SAT Writing and Language - OG 2016 - test 2 - A Quick Fix in a Throwaway Culture

Questions 34-44 are based on the following

A Quick Fix in a Throwaway Culture

Planned obsolescence, a practice Q34 at which products are designed to have a limited period of Q35 usefulness, has been a cornerstone of manufacturing strategy for the past 80 years. This approach increases sales, but it also stands in Q36 austere contrast to a time when goods were produced to be durable. Planned obsolescence wastes materials as well as energy in making and shipping new products. It also reinforces the belief that it is easier to replace goods than to mend them, as repair shops are rare and Q37 repair methods are often specialized. In 2009, an enterprising movement, the Repair Café, challenged this widely accepted belief.

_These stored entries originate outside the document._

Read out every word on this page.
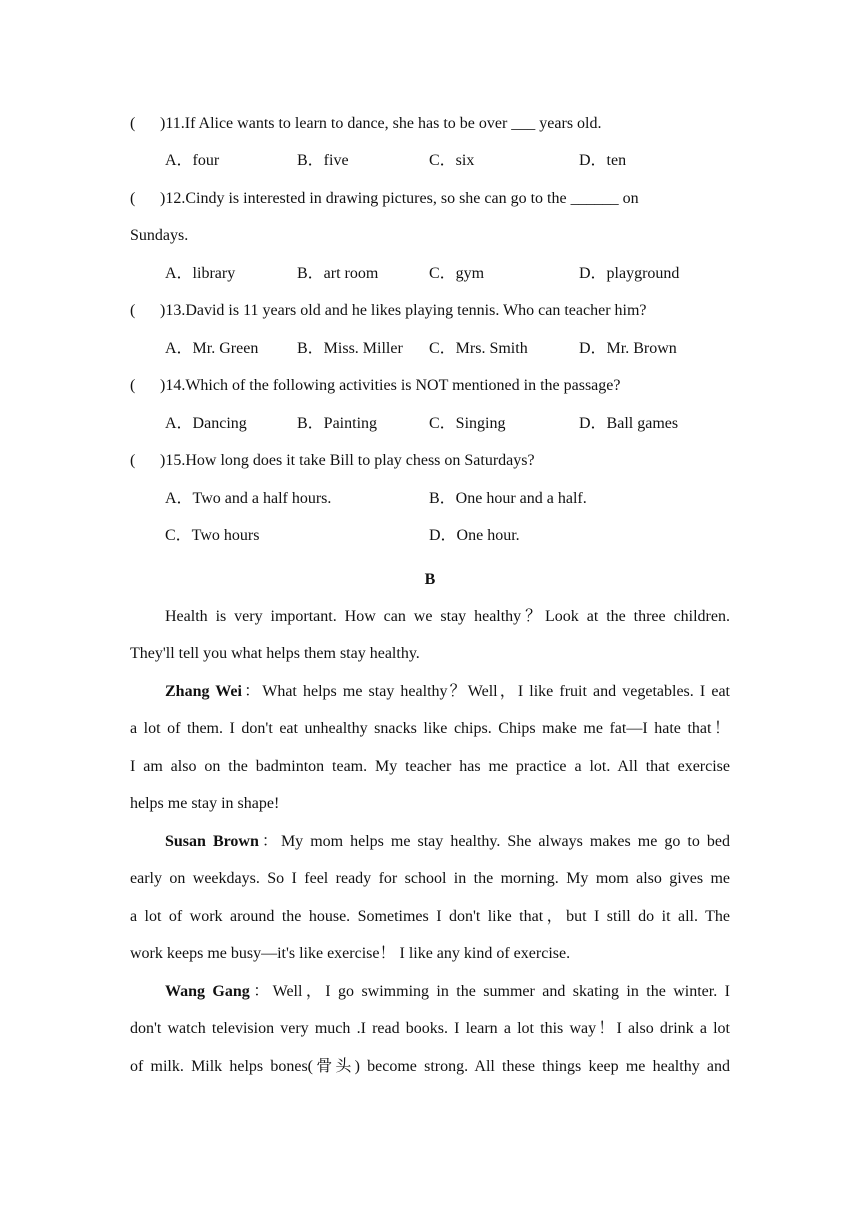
( )11.If Alice wants to learn to dance, she has to be over ___ years old.
A．four	B．five	C．six	D．ten
( )12.Cindy is interested in drawing pictures, so she can go to the ______ on
Sundays.
A．library	B．art room	C．gym	D．playground
( )13.David is 11 years old and he likes playing tennis. Who can teacher him?
A．Mr. Green B．Miss. Miller C．Mrs. Smith	D．Mr. Brown
( )14.Which of the following activities is NOT mentioned in the passage?
A．Dancing	B．Painting	C．Singing	D．Ball games
( )15.How long does it take Bill to play chess on Saturdays?
A．Two and a half hours.	B．One hour and a half.
C．Two hours	D．One hour.
B
Health is very important. How can we stay healthy？Look at the three children.
They'll tell you what helps them stay healthy.
Zhang Wei：What helps me stay healthy？Well，I like fruit and vegetables. I eat
a lot of them. I don't eat unhealthy snacks like chips. Chips make me fat—I hate that！
I am also on the badminton team. My teacher has me practice a lot. All that exercise
helps me stay in shape!
Susan Brown：My mom helps me stay healthy. She always makes me go to bed
early on weekdays. So I feel ready for school in the morning. My mom also gives me
a lot of work around the house. Sometimes I don't like that，but I still do it all. The
work keeps me busy—it's like exercise！ I like any kind of exercise.
Wang Gang：Well，I go swimming in the summer and skating in the winter. I
don't watch television very much .I read books. I learn a lot this way！I also drink a lot
of milk. Milk helps bones(骨头) become strong. All these things keep me healthy and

[1] More like a Q38 fair then an actual café, the first Repair Café took place in Amsterdam, the Netherlands. [2] It was the brainchild of former journalist Martine Postma, Q39 wanting to take a practical stand in a throwaway culture. [3] Her goals were Q40 straightforward, however: reduce waste, maintain and perpetuate knowledge and skills, and strengthen community. [4] Participants bring all manner of damaged articles—clothing, appliances, furniture, and more—to be repaired by a staff of volunteer specialists including tailors, electricians, and carpenters. [5] Since the inaugural Repair Café, others have been hosted in theater foyers, community centers, hotels, and auditoriums. [6] While Q41 they await for service, patrons can enjoy coffee and snacks and mingle with their neighbors in need. Q42

Though only about 3 percent of the Netherlands’ municipal waste ends up in landfills, Repair Cafés still raise awareness about what may otherwise be mindless acts of waste by providing a venue for people to share and learn valuable skills that are in danger of being lost. Q43 It is easy to classify old but fixable items as “junk” in an era that places great emphasis on the next big thing. In helping people consider how the goods they use on a daily basis work and are made, Repair Cafés restore a sense of relationship between human beings and material goods.

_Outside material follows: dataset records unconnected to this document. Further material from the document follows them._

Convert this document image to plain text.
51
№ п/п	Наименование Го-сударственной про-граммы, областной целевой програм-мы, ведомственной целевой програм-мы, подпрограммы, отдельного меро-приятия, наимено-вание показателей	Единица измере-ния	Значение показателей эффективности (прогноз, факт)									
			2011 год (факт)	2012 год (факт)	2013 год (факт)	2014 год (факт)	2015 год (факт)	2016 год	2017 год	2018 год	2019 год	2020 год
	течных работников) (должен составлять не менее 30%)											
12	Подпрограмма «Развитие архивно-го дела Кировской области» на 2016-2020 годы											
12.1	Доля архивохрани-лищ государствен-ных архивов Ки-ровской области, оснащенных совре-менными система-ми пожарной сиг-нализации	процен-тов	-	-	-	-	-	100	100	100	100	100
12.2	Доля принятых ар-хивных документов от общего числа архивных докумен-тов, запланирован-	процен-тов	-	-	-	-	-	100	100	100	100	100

Though the concept remained a local trend at first, international Repair Cafés, all affiliated with the Dutch Repair Café via its website, have since arisen in France, Germany, South Africa, the United States, and other countries Q44 on top of that. The original provides a central source for start-up tips and tools, as well as marketing advice to new Repair Cafés. As a result, the Repair Café has become a global network united by common ideals. Ironically, innovators are now looking back to old ways of doing things and applying them in today’s cities in an effort to transform the way people relate to and think about the goods they consume.